O comunismo foi responsável por quase 100 milhões de mortes. Escravizou o Oriente, enquanto o seu primo direito, o socialismo, empobreceu grande parte do Ocidente. O nazismo - esse outro tipo de socialismo - e o seu antepassado mais domesticado, o fascismo, mataram cerca de 25 milhões de pessoas. Todos deixaram cicatrizes nas nossas sociedades que talvez nunca sarem totalmente.
Os proponentes destas ideologias envolveram-se em polémicas e, na verdade, em violência uns contra os outros. Mas tinham mais em comum do que admitiam. Pois a sua essência era que o Estado tinha o direito, aliás o dever, de agir como Deus. E os resultados foram diabólicos.”
(...)
“É claro que nem todos os ‘ismos’ são assim tão maus. O liberalismo, o individualismo e o capitalismo de livre iniciativa são, por vezes, também classificados como ideologias. Isso é discutível. Mas, por mais classificados que sejam, têm sido certamente muito mais benéficos do que o estatismo, a julgar por quase todas as medidas de felicidade e progresso humanos.”
(...)
“Mas gostaria de chamar a vossa atenção para um fenómeno menos dramático - a forma como a esquerda no mundo pós-socialista está a impulsionar a sua agenda por outros meios.

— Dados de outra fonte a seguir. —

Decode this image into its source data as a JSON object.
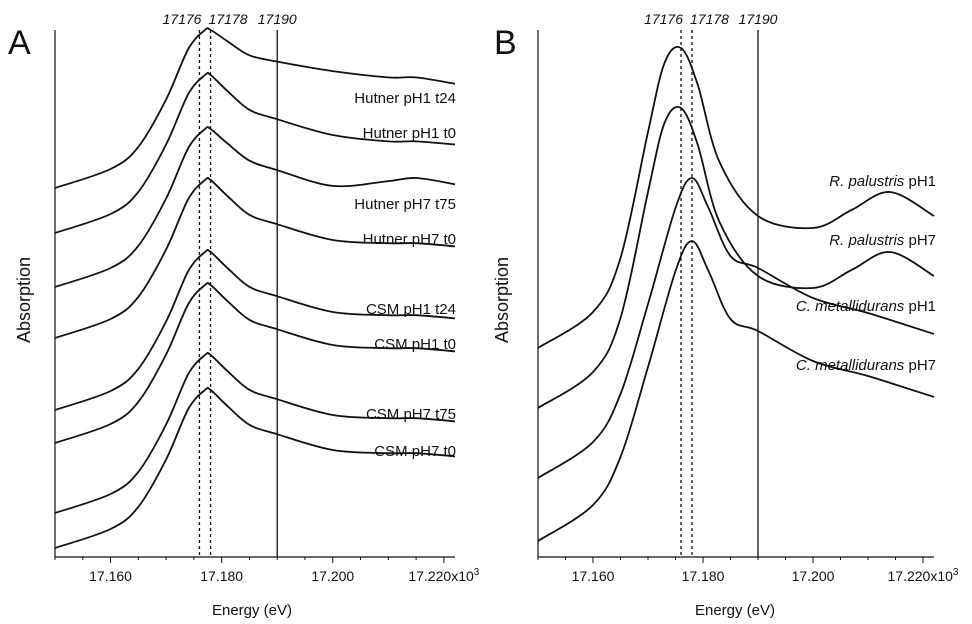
{
  "chart_data": [
    {
      "type": "line",
      "panel": "A",
      "xlabel": "Energy (eV)",
      "ylabel": "Absorption",
      "x_unit_suffix": "x10",
      "x_unit_exp": "3",
      "xlim": [
        17.15,
        17.222
      ],
      "x_ticks": [
        {
          "value": 17.16,
          "label": "17.160"
        },
        {
          "value": 17.18,
          "label": "17.180"
        },
        {
          "value": 17.2,
          "label": "17.200"
        },
        {
          "value": 17.22,
          "label": "17.220"
        }
      ],
      "reference_lines": [
        {
          "value": 17.176,
          "label": "17176",
          "style": "dashed"
        },
        {
          "value": 17.178,
          "label": "17178",
          "style": "dashed"
        },
        {
          "value": 17.19,
          "label": "17190",
          "style": "solid"
        }
      ],
      "y_ticks": "none",
      "series": [
        {
          "name": "Hutner pH1 t24",
          "offset": 0.0,
          "x": [
            17.15,
            17.16,
            17.165,
            17.17,
            17.174,
            17.177,
            17.178,
            17.181,
            17.185,
            17.19,
            17.2,
            17.21,
            17.215,
            17.222
          ],
          "y": [
            0.0,
            0.12,
            0.26,
            0.56,
            0.88,
            1.0,
            1.0,
            0.93,
            0.84,
            0.8,
            0.74,
            0.7,
            0.7,
            0.66
          ]
        },
        {
          "name": "Hutner pH1 t0",
          "offset": 0.0,
          "x": [
            17.15,
            17.16,
            17.165,
            17.17,
            17.174,
            17.177,
            17.178,
            17.181,
            17.185,
            17.19,
            17.2,
            17.21,
            17.215,
            17.222
          ],
          "y": [
            0.0,
            0.12,
            0.26,
            0.56,
            0.88,
            1.0,
            1.0,
            0.9,
            0.78,
            0.72,
            0.62,
            0.58,
            0.58,
            0.56
          ]
        },
        {
          "name": "Hutner pH7 t75",
          "offset": 0.0,
          "x": [
            17.15,
            17.16,
            17.165,
            17.17,
            17.174,
            17.177,
            17.178,
            17.181,
            17.185,
            17.19,
            17.2,
            17.21,
            17.215,
            17.222
          ],
          "y": [
            0.0,
            0.12,
            0.26,
            0.56,
            0.88,
            1.0,
            1.0,
            0.91,
            0.8,
            0.74,
            0.64,
            0.67,
            0.69,
            0.65
          ]
        },
        {
          "name": "Hutner pH7 t0",
          "offset": 0.0,
          "x": [
            17.15,
            17.16,
            17.165,
            17.17,
            17.174,
            17.177,
            17.178,
            17.181,
            17.185,
            17.19,
            17.2,
            17.21,
            17.215,
            17.222
          ],
          "y": [
            0.0,
            0.12,
            0.26,
            0.56,
            0.88,
            1.0,
            1.0,
            0.9,
            0.78,
            0.72,
            0.62,
            0.6,
            0.6,
            0.58
          ]
        },
        {
          "name": "CSM pH1 t24",
          "offset": 0.0,
          "x": [
            17.15,
            17.16,
            17.165,
            17.17,
            17.174,
            17.177,
            17.178,
            17.181,
            17.185,
            17.19,
            17.2,
            17.21,
            17.215,
            17.222
          ],
          "y": [
            0.0,
            0.12,
            0.26,
            0.56,
            0.88,
            1.0,
            1.0,
            0.9,
            0.78,
            0.72,
            0.62,
            0.6,
            0.6,
            0.58
          ]
        },
        {
          "name": "CSM pH1 t0",
          "offset": 0.0,
          "x": [
            17.15,
            17.16,
            17.165,
            17.17,
            17.174,
            17.177,
            17.178,
            17.181,
            17.185,
            17.19,
            17.2,
            17.21,
            17.215,
            17.222
          ],
          "y": [
            0.0,
            0.12,
            0.26,
            0.56,
            0.88,
            1.0,
            1.0,
            0.9,
            0.78,
            0.72,
            0.62,
            0.6,
            0.6,
            0.58
          ]
        },
        {
          "name": "CSM pH7 t75",
          "offset": 0.0,
          "x": [
            17.15,
            17.16,
            17.165,
            17.17,
            17.174,
            17.177,
            17.178,
            17.181,
            17.185,
            17.19,
            17.2,
            17.21,
            17.215,
            17.222
          ],
          "y": [
            0.0,
            0.12,
            0.26,
            0.56,
            0.88,
            1.0,
            1.0,
            0.9,
            0.78,
            0.72,
            0.62,
            0.6,
            0.6,
            0.58
          ]
        },
        {
          "name": "CSM pH7 t0",
          "offset": 0.0,
          "x": [
            17.15,
            17.16,
            17.165,
            17.17,
            17.174,
            17.177,
            17.178,
            17.181,
            17.185,
            17.19,
            17.2,
            17.21,
            17.215,
            17.222
          ],
          "y": [
            0.0,
            0.12,
            0.26,
            0.56,
            0.88,
            1.0,
            1.0,
            0.9,
            0.78,
            0.72,
            0.62,
            0.6,
            0.6,
            0.58
          ]
        }
      ]
    },
    {
      "type": "line",
      "panel": "B",
      "xlabel": "Energy (eV)",
      "ylabel": "Absorption",
      "x_unit_suffix": "x10",
      "x_unit_exp": "3",
      "xlim": [
        17.15,
        17.222
      ],
      "x_ticks": [
        {
          "value": 17.16,
          "label": "17.160"
        },
        {
          "value": 17.18,
          "label": "17.180"
        },
        {
          "value": 17.2,
          "label": "17.200"
        },
        {
          "value": 17.22,
          "label": "17.220"
        }
      ],
      "reference_lines": [
        {
          "value": 17.176,
          "label": "17176",
          "style": "dashed"
        },
        {
          "value": 17.178,
          "label": "17178",
          "style": "dashed"
        },
        {
          "value": 17.19,
          "label": "17190",
          "style": "solid"
        }
      ],
      "y_ticks": "none",
      "series": [
        {
          "name_italic": "R. palustris",
          "name_plain": " pH1",
          "x": [
            17.15,
            17.16,
            17.165,
            17.17,
            17.173,
            17.176,
            17.179,
            17.183,
            17.19,
            17.2,
            17.207,
            17.214,
            17.222
          ],
          "y": [
            0.0,
            0.12,
            0.3,
            0.72,
            0.95,
            1.0,
            0.88,
            0.62,
            0.44,
            0.4,
            0.46,
            0.52,
            0.44
          ]
        },
        {
          "name_italic": "R. palustris",
          "name_plain": " pH7",
          "x": [
            17.15,
            17.16,
            17.165,
            17.17,
            17.173,
            17.176,
            17.179,
            17.183,
            17.19,
            17.2,
            17.207,
            17.214,
            17.222
          ],
          "y": [
            0.0,
            0.12,
            0.3,
            0.72,
            0.95,
            1.0,
            0.88,
            0.62,
            0.44,
            0.4,
            0.46,
            0.52,
            0.44
          ]
        },
        {
          "name_italic": "C. metallidurans",
          "name_plain": " pH1",
          "x": [
            17.15,
            17.16,
            17.165,
            17.17,
            17.175,
            17.178,
            17.181,
            17.185,
            17.19,
            17.2,
            17.21,
            17.222
          ],
          "y": [
            0.0,
            0.12,
            0.28,
            0.58,
            0.9,
            1.0,
            0.9,
            0.74,
            0.7,
            0.6,
            0.55,
            0.48
          ]
        },
        {
          "name_italic": "C. metallidurans",
          "name_plain": " pH7",
          "x": [
            17.15,
            17.16,
            17.165,
            17.17,
            17.175,
            17.178,
            17.181,
            17.185,
            17.19,
            17.2,
            17.21,
            17.222
          ],
          "y": [
            0.0,
            0.12,
            0.28,
            0.58,
            0.9,
            1.0,
            0.9,
            0.74,
            0.7,
            0.6,
            0.55,
            0.48
          ]
        }
      ]
    }
  ]
}
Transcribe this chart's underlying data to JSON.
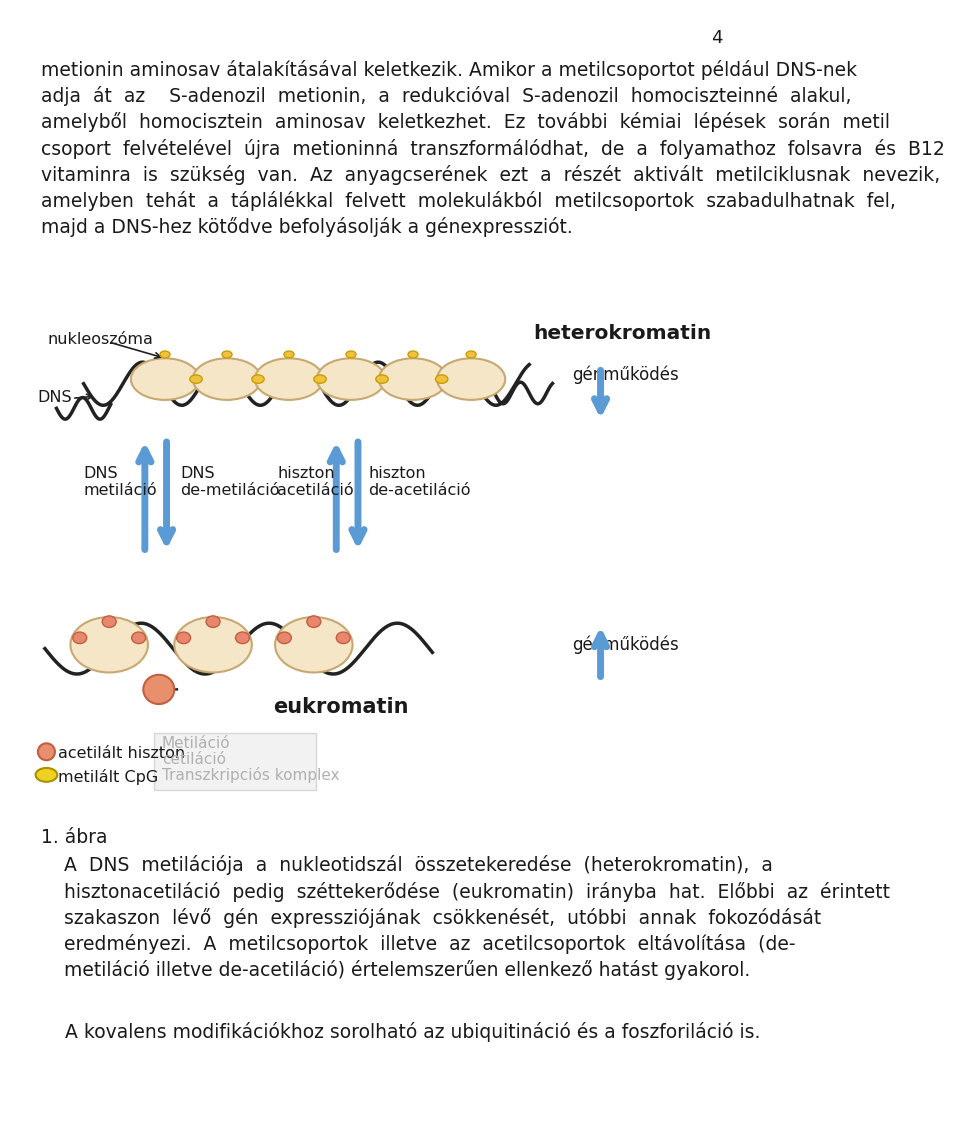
{
  "page_number": "4",
  "bg_color": "#ffffff",
  "text_color": "#1a1a1a",
  "diagram_label_heterokromatin": "heterokromatin",
  "diagram_label_nukleoszoma": "nukleoszóma",
  "diagram_label_dns": "DNS",
  "diagram_label_genmukodes1": "génműködés",
  "diagram_label_dns_metilacio": "DNS\nmetiláció",
  "diagram_label_dns_demetilacio": "DNS\nde-metiláció",
  "diagram_label_hiszton_acetilacio": "hiszton\nacetiláció",
  "diagram_label_hiszton_diacetilacio": "hiszton\nde-acetiláció",
  "diagram_label_genmukodes2": "génműködés",
  "diagram_label_eukromatin": "eukromatin",
  "legend_acetilalt": "acetilált hiszton",
  "legend_metilalt": "metilált CpG",
  "legend_metilacio": "Metiláció",
  "legend_acetilacio": "cetiláció",
  "legend_transzkripcios": "Transzkripciós komplex",
  "caption_number": "1. ábra",
  "last_text": "A kovalens modifikációkhoz sorolható az ubiquitináció és a foszforiláció is.",
  "arrow_blue": "#5b9bd5",
  "nucleosome_fill": "#f5e6c8",
  "nucleosome_stroke": "#c8a870",
  "dna_color": "#222222",
  "salmon_color": "#e8866e",
  "yellow_fill": "#f0d020",
  "lines_p1": [
    "metionin aminosav átalakításával keletkezik. Amikor a metilcsoportot például DNS-nek",
    "adja  át  az    S-adenozil  metionin,  a  redukcióval  S-adenozil  homociszteinné  alakul,",
    "amelyből  homocisztein  aminosav  keletkezhet.  Ez  további  kémiai  lépések  során  metil",
    "csoport  felvételével  újra  metioninná  transzformálódhat,  de  a  folyamathoz  folsavra  és  B12",
    "vitaminra  is  szükség  van.  Az  anyagcserének  ezt  a  részét  aktivált  metilciklusnak  nevezik,",
    "amelyben  tehát  a  táplálékkal  felvett  molekulákból  metilcsoportok  szabadulhatnak  fel,",
    "majd a DNS-hez kötődve befolyásolják a génexpressziót."
  ],
  "caption_lines": [
    "A  DNS  metilációja  a  nukleotidszál  összetekeredése  (heterokromatin),  a",
    "hisztonacetiláció  pedig  széttekerődése  (eukromatin)  irányba  hat.  Előbbi  az  érintett",
    "szakaszon  lévő  gén  expressziójának  csökkenését,  utóbbi  annak  fokozódását",
    "eredményezi.  A  metilcsoportok  illetve  az  acetilcsoportok  eltávolítása  (de-",
    "metiláció illetve de-acetiláció) értelemszerűen ellenkező hatást gyakorol."
  ]
}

O coletivismo avança agora muito mais através da regulação (muitas vezes regulação internacional) e através de programas de bem-estar social do que através dos velhos métodos do socialismo de Estado. (...) O engenho dos políticos e dos burocratas na conceção de meios para manter entre um terço e metade da riqueza dos nossos países nas mãos do Estado - mesmo quando as nossas economias estão a avançar numa onda de empreendedorismo e inovação - é verdadeiramente surpreendente. Mas, claro, a tentação de preferir a dependência confortável à vida extenuante de liberdade não é menor.Esta é talvez a ameaça mais grave a longo prazo para o Ocidente.”
Há 24 anos, na Universidade de Hofstra, em Nova Iorque, no discurso de aceitação do Doutoramento Honoris Causa, Margaret Thatcher previu tudo o que está a acontecer-nos hoje.